The Fifth Circuit Appeals Court in the US has upheld the judgement against internet service provider Grande Communications that was secured by the major record companies, which accused the ISP of facilitating music piracy.
However, the court also says that the nearly $47 million in damages awarded to the majors should be recalculated, because the number of copyright infringements for which damages are due should be based on albums not tracks. Which will significantly cut the amount of money the labels receive.
Nevertheless, the appeals judgement is basically a win for the majors, not least because the court rejected an argument increasingly presented by ISPs that are accused of facilitating piracy, which is based on a US Supreme Court ruling from last year in a case involving Twitter.
That argument has been made to the Supreme Court itself as part of Cox Communications’ appeal of its music piracy legal battle with the major record companies.
However, that ruling - which considered the responsibilities of social media in relation to terrorist content posted to their platforms - doesn’t impact on legal precedents in copyright law, the Fifth Circuit insists. “To conclude otherwise”, it adds, “would require us to decide that the Supreme Court changed fundamental principles of copyright liability without saying so in a case that was not about copyrights”.
Both Grande and Cox - and other American ISPs - were accused of facilitating music piracy by failing to deal with customers that repeatedly accessed and shared copyright infringing music files, despite being told about those customers by the record companies.
Facilitating the direct copyright infringement undertaken by their users in that way, the labels successfully argued, meant the ISPs themselves were liable for contributory copyright infringement. And because the ISPs had slack policies for dealing with repeat infringers, they couldn’t rely on the copyright safe harbour to avoid that secondary liability.
The ISPs have presented various arguments as to why they shouldn’t be liable for contributory copyright infringement, including on appeal. More recently one of those arguments has been based on the Supreme Court ruling in the Twitter v Taamneh case.
Four other ISPs - Frontier, Lumen, Altice and Verizon - also recently brought up this argument in an amicus briefing filing in support of Cox in its appeal to the Supreme Court. They wrote that holding ISPs liable for the copyright infringement of their customers “flouts the traditional secondary liability principles this court recently recognised in Twitter v Taamneh”.

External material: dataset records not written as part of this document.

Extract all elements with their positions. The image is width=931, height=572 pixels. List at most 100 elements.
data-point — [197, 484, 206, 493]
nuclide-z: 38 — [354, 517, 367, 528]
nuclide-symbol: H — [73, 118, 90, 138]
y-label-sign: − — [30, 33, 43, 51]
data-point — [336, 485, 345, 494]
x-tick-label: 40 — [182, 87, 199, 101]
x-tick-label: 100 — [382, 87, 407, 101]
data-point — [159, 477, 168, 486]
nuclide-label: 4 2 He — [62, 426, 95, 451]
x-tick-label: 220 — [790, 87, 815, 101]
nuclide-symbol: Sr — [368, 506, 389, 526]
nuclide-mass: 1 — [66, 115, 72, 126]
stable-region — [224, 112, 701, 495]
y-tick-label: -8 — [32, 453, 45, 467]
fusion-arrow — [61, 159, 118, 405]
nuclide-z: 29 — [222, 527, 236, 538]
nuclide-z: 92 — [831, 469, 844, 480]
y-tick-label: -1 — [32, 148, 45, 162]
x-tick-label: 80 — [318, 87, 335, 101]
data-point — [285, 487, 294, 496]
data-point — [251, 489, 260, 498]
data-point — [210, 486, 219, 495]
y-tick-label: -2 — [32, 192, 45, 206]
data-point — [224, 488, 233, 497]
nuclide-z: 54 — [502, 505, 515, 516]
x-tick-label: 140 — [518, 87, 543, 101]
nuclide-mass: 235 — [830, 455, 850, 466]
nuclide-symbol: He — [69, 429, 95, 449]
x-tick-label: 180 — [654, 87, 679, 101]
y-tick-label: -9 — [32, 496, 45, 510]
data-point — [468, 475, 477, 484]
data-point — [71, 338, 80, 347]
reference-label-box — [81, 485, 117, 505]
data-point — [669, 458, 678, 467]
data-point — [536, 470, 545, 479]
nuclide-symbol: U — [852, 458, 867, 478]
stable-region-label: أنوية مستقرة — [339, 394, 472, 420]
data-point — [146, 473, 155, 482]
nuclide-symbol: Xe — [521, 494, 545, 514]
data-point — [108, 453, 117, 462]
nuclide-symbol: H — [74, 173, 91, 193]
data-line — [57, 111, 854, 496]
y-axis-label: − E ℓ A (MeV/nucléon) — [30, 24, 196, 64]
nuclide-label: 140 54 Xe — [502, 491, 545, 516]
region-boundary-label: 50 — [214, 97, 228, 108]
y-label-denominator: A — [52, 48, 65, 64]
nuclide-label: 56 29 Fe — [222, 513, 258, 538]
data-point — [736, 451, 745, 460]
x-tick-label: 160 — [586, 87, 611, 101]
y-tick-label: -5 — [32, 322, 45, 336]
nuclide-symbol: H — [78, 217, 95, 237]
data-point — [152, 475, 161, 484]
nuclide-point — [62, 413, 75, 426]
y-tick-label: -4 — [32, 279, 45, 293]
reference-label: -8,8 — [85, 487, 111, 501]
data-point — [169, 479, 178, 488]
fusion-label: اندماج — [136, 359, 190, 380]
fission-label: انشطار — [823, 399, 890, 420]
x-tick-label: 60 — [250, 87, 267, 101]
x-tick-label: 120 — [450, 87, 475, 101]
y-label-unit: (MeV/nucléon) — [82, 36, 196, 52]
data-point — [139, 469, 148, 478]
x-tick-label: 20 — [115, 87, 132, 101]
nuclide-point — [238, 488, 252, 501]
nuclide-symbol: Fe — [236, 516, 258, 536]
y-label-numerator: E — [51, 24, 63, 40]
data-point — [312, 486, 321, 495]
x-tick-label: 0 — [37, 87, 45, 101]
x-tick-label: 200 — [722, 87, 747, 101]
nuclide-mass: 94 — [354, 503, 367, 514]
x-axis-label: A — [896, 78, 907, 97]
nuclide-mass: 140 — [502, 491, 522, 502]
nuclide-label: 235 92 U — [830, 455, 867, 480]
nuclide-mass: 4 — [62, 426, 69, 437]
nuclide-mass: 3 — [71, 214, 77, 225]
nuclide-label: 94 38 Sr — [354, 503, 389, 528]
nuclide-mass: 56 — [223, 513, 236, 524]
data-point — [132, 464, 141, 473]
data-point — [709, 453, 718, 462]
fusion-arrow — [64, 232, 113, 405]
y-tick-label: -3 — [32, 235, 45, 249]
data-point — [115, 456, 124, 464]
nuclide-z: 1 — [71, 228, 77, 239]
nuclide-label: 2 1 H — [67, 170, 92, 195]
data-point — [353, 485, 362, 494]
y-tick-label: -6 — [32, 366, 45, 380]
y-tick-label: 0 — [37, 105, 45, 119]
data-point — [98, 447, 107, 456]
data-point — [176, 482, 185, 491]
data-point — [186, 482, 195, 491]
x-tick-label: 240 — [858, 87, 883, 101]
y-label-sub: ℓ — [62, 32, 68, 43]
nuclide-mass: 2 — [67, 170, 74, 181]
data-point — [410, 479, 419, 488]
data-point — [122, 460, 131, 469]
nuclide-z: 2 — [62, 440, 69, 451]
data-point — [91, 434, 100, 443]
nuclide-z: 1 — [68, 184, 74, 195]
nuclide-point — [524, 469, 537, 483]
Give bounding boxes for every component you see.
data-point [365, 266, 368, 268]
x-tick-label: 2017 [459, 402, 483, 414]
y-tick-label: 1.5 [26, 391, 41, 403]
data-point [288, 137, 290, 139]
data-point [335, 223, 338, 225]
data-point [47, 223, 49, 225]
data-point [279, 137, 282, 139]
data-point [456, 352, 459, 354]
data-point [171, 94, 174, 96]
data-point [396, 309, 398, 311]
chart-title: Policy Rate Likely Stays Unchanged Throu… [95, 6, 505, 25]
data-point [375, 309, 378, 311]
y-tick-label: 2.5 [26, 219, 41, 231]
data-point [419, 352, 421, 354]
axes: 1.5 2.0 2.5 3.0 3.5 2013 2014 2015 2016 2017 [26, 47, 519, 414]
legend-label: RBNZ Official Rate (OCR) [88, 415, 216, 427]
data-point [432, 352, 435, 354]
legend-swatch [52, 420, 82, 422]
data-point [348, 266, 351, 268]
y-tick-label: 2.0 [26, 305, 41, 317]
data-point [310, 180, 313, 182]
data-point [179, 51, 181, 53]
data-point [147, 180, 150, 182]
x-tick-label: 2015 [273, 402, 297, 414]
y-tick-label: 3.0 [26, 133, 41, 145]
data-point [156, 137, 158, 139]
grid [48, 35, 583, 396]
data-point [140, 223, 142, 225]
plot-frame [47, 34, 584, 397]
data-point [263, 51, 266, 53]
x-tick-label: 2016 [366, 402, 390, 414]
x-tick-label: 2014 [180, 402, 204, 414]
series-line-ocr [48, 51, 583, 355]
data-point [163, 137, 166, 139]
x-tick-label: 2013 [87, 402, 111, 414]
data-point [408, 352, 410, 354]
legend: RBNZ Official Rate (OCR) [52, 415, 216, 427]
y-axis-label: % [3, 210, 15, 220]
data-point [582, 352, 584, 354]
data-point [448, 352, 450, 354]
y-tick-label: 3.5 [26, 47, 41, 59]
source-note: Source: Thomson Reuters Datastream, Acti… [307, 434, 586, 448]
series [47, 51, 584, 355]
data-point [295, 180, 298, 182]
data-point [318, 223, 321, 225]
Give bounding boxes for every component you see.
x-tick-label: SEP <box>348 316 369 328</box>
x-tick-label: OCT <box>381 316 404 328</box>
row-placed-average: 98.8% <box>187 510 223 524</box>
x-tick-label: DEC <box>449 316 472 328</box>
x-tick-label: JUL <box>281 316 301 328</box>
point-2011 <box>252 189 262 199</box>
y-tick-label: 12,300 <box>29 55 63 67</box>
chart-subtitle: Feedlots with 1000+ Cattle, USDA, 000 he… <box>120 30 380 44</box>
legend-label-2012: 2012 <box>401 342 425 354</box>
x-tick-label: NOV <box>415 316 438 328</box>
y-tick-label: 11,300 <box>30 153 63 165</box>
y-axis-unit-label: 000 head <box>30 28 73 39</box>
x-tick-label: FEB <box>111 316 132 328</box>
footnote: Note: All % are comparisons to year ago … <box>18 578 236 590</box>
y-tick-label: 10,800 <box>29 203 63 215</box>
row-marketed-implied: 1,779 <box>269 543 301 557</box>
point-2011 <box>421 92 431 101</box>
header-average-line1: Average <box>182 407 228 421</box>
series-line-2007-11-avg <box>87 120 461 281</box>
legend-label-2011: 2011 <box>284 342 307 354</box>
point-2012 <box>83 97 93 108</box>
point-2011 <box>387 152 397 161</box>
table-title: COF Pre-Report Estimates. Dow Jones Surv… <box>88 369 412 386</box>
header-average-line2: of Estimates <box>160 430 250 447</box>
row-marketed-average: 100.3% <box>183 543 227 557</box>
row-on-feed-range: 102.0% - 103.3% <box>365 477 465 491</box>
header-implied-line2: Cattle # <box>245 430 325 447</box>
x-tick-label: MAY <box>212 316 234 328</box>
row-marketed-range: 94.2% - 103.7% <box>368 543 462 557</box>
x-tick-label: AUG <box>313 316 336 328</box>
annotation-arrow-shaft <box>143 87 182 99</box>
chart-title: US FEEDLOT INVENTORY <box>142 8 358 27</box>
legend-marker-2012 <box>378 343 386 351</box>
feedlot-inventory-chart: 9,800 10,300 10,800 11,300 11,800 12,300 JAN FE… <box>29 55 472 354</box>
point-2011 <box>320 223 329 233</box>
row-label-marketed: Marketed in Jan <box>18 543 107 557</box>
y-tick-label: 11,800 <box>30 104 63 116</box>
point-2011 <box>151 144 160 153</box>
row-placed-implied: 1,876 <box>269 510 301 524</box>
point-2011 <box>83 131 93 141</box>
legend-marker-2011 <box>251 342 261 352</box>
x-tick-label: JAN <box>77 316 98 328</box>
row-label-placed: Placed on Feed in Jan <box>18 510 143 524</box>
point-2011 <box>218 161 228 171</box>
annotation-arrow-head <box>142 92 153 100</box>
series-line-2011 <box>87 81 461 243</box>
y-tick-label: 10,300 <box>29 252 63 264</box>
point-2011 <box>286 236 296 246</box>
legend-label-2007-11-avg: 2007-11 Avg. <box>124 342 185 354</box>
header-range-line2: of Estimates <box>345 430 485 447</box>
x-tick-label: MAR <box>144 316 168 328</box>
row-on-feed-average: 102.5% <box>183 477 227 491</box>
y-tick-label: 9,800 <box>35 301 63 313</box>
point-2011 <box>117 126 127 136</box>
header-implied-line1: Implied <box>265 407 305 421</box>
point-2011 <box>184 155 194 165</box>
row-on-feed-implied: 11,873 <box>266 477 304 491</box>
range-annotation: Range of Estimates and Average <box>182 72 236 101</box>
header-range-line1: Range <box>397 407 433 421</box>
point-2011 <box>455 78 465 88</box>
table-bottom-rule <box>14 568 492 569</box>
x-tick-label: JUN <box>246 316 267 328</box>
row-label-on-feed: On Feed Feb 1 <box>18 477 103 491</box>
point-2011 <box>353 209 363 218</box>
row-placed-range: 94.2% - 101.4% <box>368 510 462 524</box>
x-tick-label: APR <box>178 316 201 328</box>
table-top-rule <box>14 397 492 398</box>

But the Fifth Circuit disagrees. In Twitter v Taamneh, social media companies were accused of aiding and abetting ISIS by permitting its members to use their platforms for “recruiting, fundraising and spreading their propaganda", which in turn contributed to an ISIS terrorist attack in Istanbul in 2017.
The Supreme Court ruling in favour of the social media companies, explains the Fifth Circuit, “underscores the general importance, in all cases of secondary liability, of demonstrating a direct nexus between the defendant’s conduct” and the harmful conduct of whoever has primary liability.
There was no ‘direct nexus’ in the Twitter case because “ISIS did not use the social media companies’ services to carry out its terrorist attack”.
However, in the majors v Grande case, the Grande users infringing the record companies’ copyrights “relied on and used Grande’s services” to illegally access and share music. Which is your direct nexus. Which is why the lower court was right to hold the ISP liable for contributory infringement, and Grande’s arguments on appeal relying on Twitter v Taamneh don’t change that fact.
It’s on the damages front that the majors won’t be happy with the Fifth Circuit ruling. The music companies won statutory damages, which is a principle under US law where a copyright owner is awarded a set sum of money - up to $150,000 - for each copyright infringed. It’s the statutory damages system that can result in mega-damages being awarded in US copyright cases.
In the Grande case, the lower court awarded the majors $33,333 for each of the 1403 tracks that the ISP’s users had illegally accessed and shared. Which came out at $46,766,200.
However, on appeal Grande pointed out that US copyright law clearly states that, for the purposes of calculating statutory damages, “the parts of a compilation or derivative work constitute one work”. And some of those tracks were downloaded as part of albums which, in copyright law terms, count as ‘compilations’.
The majors pushed back at that argument, citing precedents set in rulings in other appeal courts around the US. The Fifth Circuit conceded that the other appeals courts have been inconsistent on this and most have adopted an approach that would actually allow the labels to receive damages for every single track.